Zutreffend verweist die Klägerin in ihren Rechtsmittelausführungen darauf, dass sie im gegenständlichen Verfahren keinen Anspruch auf Aufteilung des ehelichen Gebrauchsvermögens und der ehelichen Ersparnisse iSd §§ 81 ff EheG geltend gemacht hat. Sie stützt ihr Begehren vielmehr ausschließlich auf die mit dem Beklagten im Scheidungsverfahren am 20. 6. 2002 getroffene Vereinbarung, wonach sie während der Dauer des anhängigen Scheidungsverfahrens und auch noch bis zur rechtskräftigen Erledigung eines nachfolgenden Aufteilungsverfahrens zur alleinigen Benützung der Ehewohnung berechtigt ist. Diese von den Parteien im Zuge des Scheidungsverfahrens getroffene Vereinbarung hat ihre Grundlage in der Bestimmung des § 97 ABGB. Diese Bestimmung verpflichtet den über die Wohnung verfügungsberechtigten Ehegatten, alles zu unterlassen und vorzukehren, damit der andere auf die Wohnung angewiesene Ehegatte diese nicht verliere. Das Gesetz meint damit die Verpflichtung, für die Möglichkeit einer ungeschmälerten Weiterbenützung der Wohnung durch den wohnungsbedürftigen Ehegatten zu sorgen und jede Beeinträchtigung dieser Wohnungsbenützung zu vermeiden. § 97 ABGB begründet somit einen familienrechtlichen Anspruch des wohnungsbedürftigen Ehegatten auf Benützung der Wohnung. Dieses Recht besteht nach Ehescheidung bei rechtzeitiger Antragstellung im Aufteilungsanspruch gemäß den §§ 81 ff EheG fort (Stabentheiner in Rummel, ABGB³ § 97 Rz 1 ff und 9; Schwimann/Ferrari in Schwimann, ABGB³ § 97 Rz 6 ff jeweils mwN; SZ 68/157 mwN ua). Der Anspruch nach § 97 ABGB ist mit Klage im streitigen Rechtsweg selbstständig (also nicht im Scheidungs- oder im Aufteilungsverfahren) durchzusetzen (Hopf/Kathrein, Eherecht² 107; Stabentheiner in Rummel aaO § 97 Rz 9; Schwimann/Ferrari in Schwimann aaO § 97 Rz 17; SZ 54/29). Von diesem Anspruch auf Befriedigung eines dringenden Wohnbedürfnisses eines Ehegatten nach § 97 ABGB, der durch eine im Streitverfahren einzubringende Klage geschützt werden kann, getrennt ist die im Außerstreitverfahren durchzuführende vermögensrechtliche Auseinandersetzung nach Beendigung der Ehe iSd §§ 81 ff EheG (JBl 1982, 593).
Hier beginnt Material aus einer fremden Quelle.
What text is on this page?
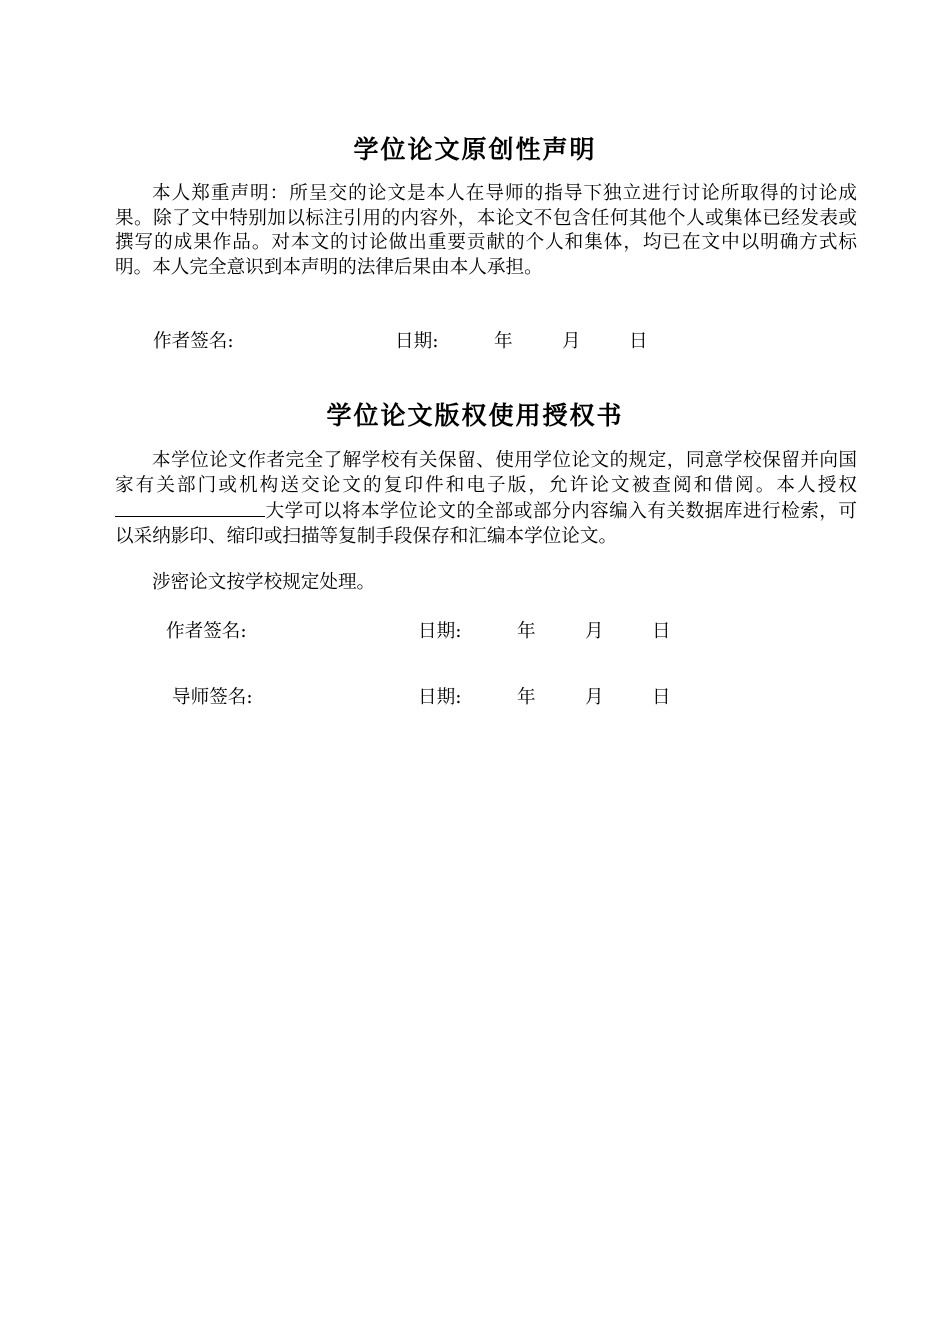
学位论文原创性声明

本人郑重声明：所呈交的论文是本人在导师的指导下独立进行讨论所取得的讨论成果。除了文中特别加以标注引用的内容外，本论文不包含任何其他个人或集体已经发表或撰写的成果作品。对本文的讨论做出重要贡献的个人和集体，均已在文中以明确方式标明。本人完全意识到本声明的法律后果由本人承担。

作者签名:	日期:	年	月	日
学位论文版权使用授权书

本学位论文作者完全了解学校有关保留、使用学位论文的规定，同意学校保留并向国家有关部门或机构送交论文的复印件和电子版，允许论文被查阅和借阅。本人授权大学可以将本学位论文的全部或部分内容编入有关数据库进行检索，可以采纳影印、缩印或扫描等复制手段保存和汇编本学位论文。

涉密论文按学校规定处理。

作者签名:	日期:	年	月	日
导师签名:	日期:	年	月	日
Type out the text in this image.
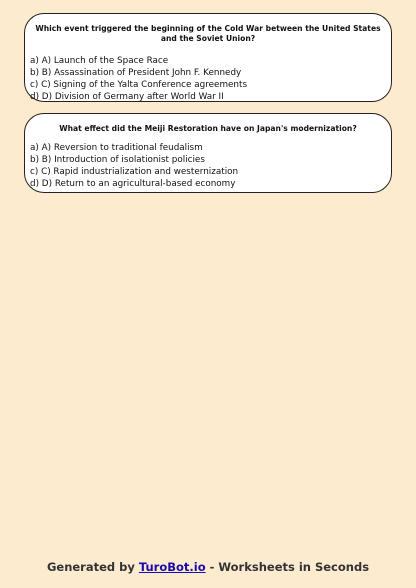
Which event triggered the beginning of the Cold War between the United States and the Soviet Union?

a) A) Launch of the Space Race
b) B) Assassination of President John F. Kennedy
c) C) Signing of the Yalta Conference agreements
d) D) Division of Germany after World War II

What effect did the Meiji Restoration have on Japan's modernization?

a) A) Reversion to traditional feudalism
b) B) Introduction of isolationist policies
c) C) Rapid industrialization and westernization
d) D) Return to an agricultural-based economy
Generated by TuroBot.io - Worksheets in Seconds
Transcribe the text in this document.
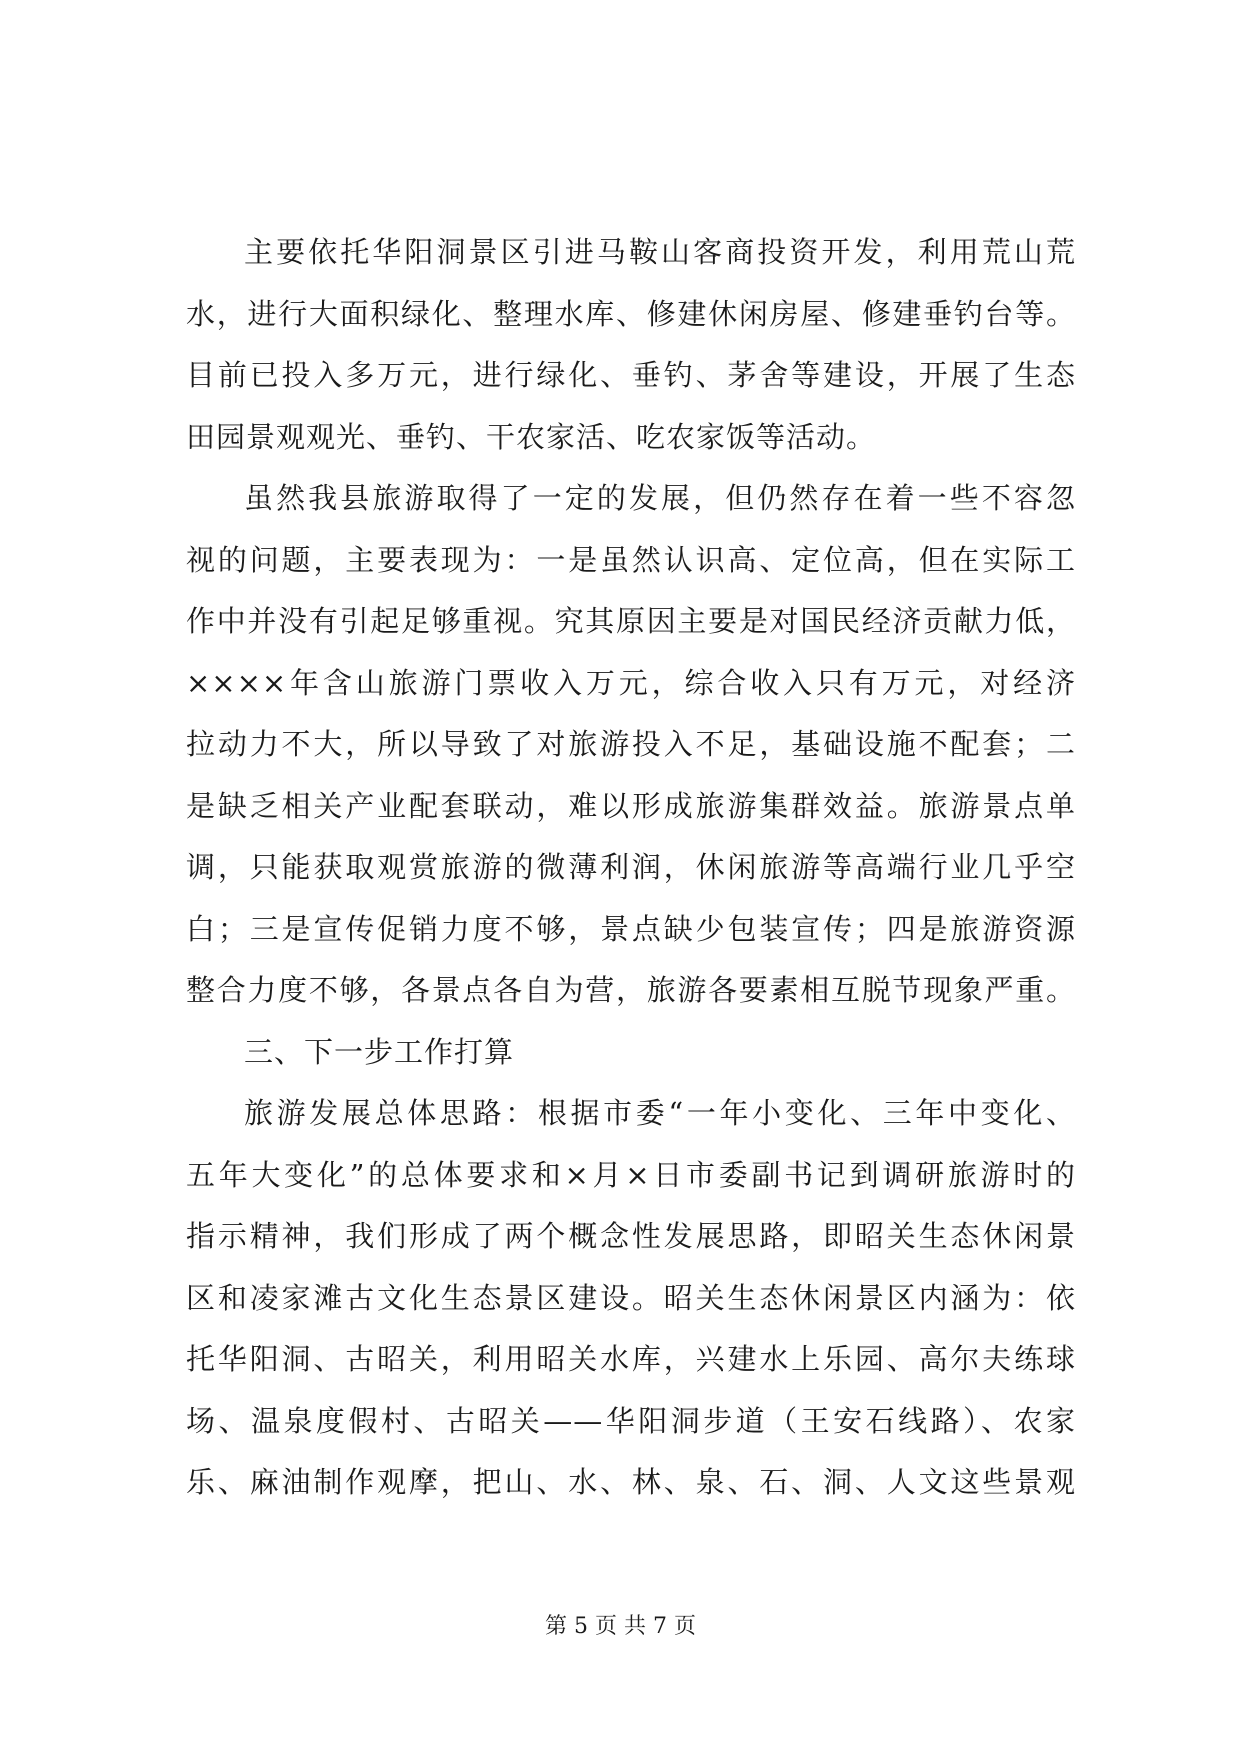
主要依托华阳洞景区引进马鞍山客商投资开发，利用荒山荒
水，进行大面积绿化、整理水库、修建休闲房屋、修建垂钓台等。
目前已投入多万元，进行绿化、垂钓、茅舍等建设，开展了生态
田园景观观光、垂钓、干农家活、吃农家饭等活动。
虽然我县旅游取得了一定的发展，但仍然存在着一些不容忽
视的问题，主要表现为：一是虽然认识高、定位高，但在实际工
作中并没有引起足够重视。究其原因主要是对国民经济贡献力低，
××××年含山旅游门票收入万元，综合收入只有万元，对经济
拉动力不大，所以导致了对旅游投入不足，基础设施不配套；二
是缺乏相关产业配套联动，难以形成旅游集群效益。旅游景点单
调，只能获取观赏旅游的微薄利润，休闲旅游等高端行业几乎空
白；三是宣传促销力度不够，景点缺少包装宣传；四是旅游资源
整合力度不够，各景点各自为营，旅游各要素相互脱节现象严重。
三、下一步工作打算
旅游发展总体思路：根据市委“一年小变化、三年中变化、
五年大变化”的总体要求和×月×日市委副书记到调研旅游时的
指示精神，我们形成了两个概念性发展思路，即昭关生态休闲景
区和凌家滩古文化生态景区建设。昭关生态休闲景区内涵为：依
托华阳洞、古昭关，利用昭关水库，兴建水上乐园、高尔夫练球
场、温泉度假村、古昭关——华阳洞步道（王安石线路）、农家
乐、麻油制作观摩，把山、水、林、泉、石、洞、人文这些景观
第 5 页 共 7 页
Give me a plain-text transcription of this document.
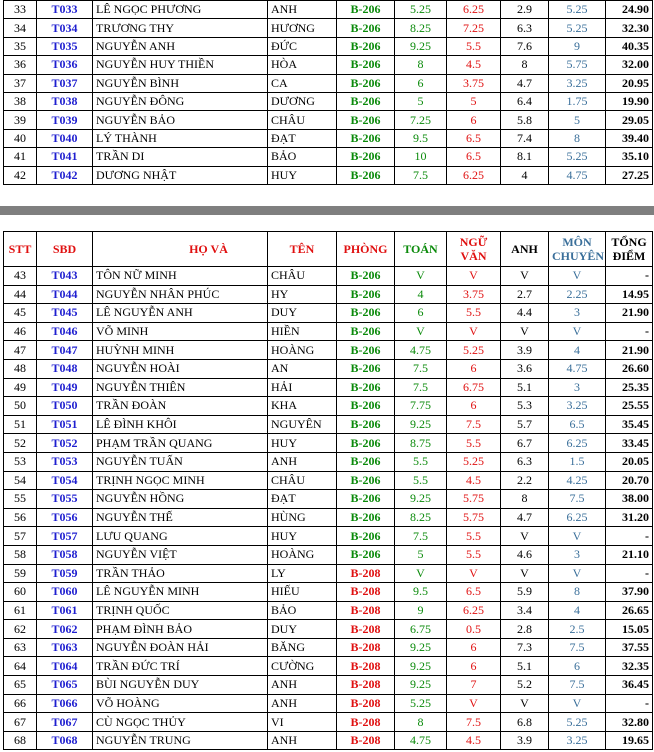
33	T033	LÊ NGỌC PHƯƠNG	ANH	B-206	5.25	6.25	2.9	5.25	24.90
34	T034	TRƯƠNG THY	HƯƠNG	B-206	8.25	7.25	6.3	5.25	32.30
35	T035	NGUYỄN ANH	ĐỨC	B-206	9.25	5.5	7.6	9	40.35
36	T036	NGUYỄN HUY THIỀN	HÒA	B-206	8	4.5	8	5.75	32.00
37	T037	NGUYỄN BÌNH	CA	B-206	6	3.75	4.7	3.25	20.95
38	T038	NGUYỄN ĐÔNG	DƯƠNG	B-206	5	5	6.4	1.75	19.90
39	T039	NGUYỄN BẢO	CHÂU	B-206	7.25	6	5.8	5	29.05
40	T040	LÝ THÀNH	ĐẠT	B-206	9.5	6.5	7.4	8	39.40
41	T041	TRẦN DI	BẢO	B-206	10	6.5	8.1	5.25	35.10
42	T042	DƯƠNG NHẬT	HUY	B-206	7.5	6.25	4	4.75	27.25
STT	SBD	HỌ VÀ	TÊN	PHÒNG	TOÁN	NGỮ VĂN	ANH	MÔN CHUYÊN	TỔNG ĐIỂM
43	T043	TÔN NỮ MINH	CHÂU	B-206	V	V	V	V	-
44	T044	NGUYỄN NHÂN PHÚC	HY	B-206	4	3.75	2.7	2.25	14.95
45	T045	LÊ NGUYỄN ANH	DUY	B-206	6	5.5	4.4	3	21.90
46	T046	VÕ MINH	HIỀN	B-206	V	V	V	V	-
47	T047	HUỲNH MINH	HOÀNG	B-206	4.75	5.25	3.9	4	21.90
48	T048	NGUYỄN HOÀI	AN	B-206	7.5	6	3.6	4.75	26.60
49	T049	NGUYỄN THIÊN	HẢI	B-206	7.5	6.75	5.1	3	25.35
50	T050	TRẦN ĐOÀN	KHA	B-206	7.75	6	5.3	3.25	25.55
51	T051	LÊ ĐÌNH KHÔI	NGUYÊN	B-206	9.25	7.5	5.7	6.5	35.45
52	T052	PHẠM TRẦN QUANG	HUY	B-206	8.75	5.5	6.7	6.25	33.45
53	T053	NGUYỄN TUẤN	ANH	B-206	5.5	5.25	6.3	1.5	20.05
54	T054	TRỊNH NGỌC MINH	CHÂU	B-206	5.5	4.5	2.2	4.25	20.70
55	T055	NGUYỄN HỒNG	ĐẠT	B-206	9.25	5.75	8	7.5	38.00
56	T056	NGUYỄN THẾ	HÙNG	B-206	8.25	5.75	4.7	6.25	31.20
57	T057	LƯU QUANG	HUY	B-206	7.5	5.5	V	V	-
58	T058	NGUYỄN VIỆT	HOÀNG	B-206	5	5.5	4.6	3	21.10
59	T059	TRẦN THẢO	LY	B-208	V	V	V	V	-
60	T060	LÊ NGUYỄN MINH	HIẾU	B-208	9.5	6.5	5.9	8	37.90
61	T061	TRỊNH QUỐC	BẢO	B-208	9	6.25	3.4	4	26.65
62	T062	PHẠM ĐÌNH BẢO	DUY	B-208	6.75	0.5	2.8	2.5	15.05
63	T063	NGUYỄN ĐOÀN HẢI	BĂNG	B-208	9.25	6	7.3	7.5	37.55
64	T064	TRẦN ĐỨC TRÍ	CƯỜNG	B-208	9.25	6	5.1	6	32.35
65	T065	BÙI NGUYỄN DUY	ANH	B-208	9.25	7	5.2	7.5	36.45
66	T066	VÕ HOÀNG	ANH	B-208	5.25	V	V	V	-
67	T067	CÙ NGỌC THỦY	VI	B-208	8	7.5	6.8	5.25	32.80
68	T068	NGUYỄN TRUNG	ANH	B-208	4.75	4.5	3.9	3.25	19.65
Der von der Klägerin aufgrund einer entsprechenden Verpflichtung des Beklagten, die ihre Grundlage in § 97 ABGB hat, geltend gemachte Anspruch ist daher entgegen der Ansicht des Berufungsgerichtes im Streitverfahren abzuhandeln. Die vom Berufungsgericht angenommene Unzulässigkeit des streitigen Rechtsweges liegt somit nicht vor (JBl 1992, 704).

Das Berufungsgericht wird daher im fortgesetzten Rechtsmittelverfahren die Berufung des Beklagten inhaltlich zu behandeln haben.

Der Kostenvorbehalt gründet sich auf § 52 Abs 1 ZPO.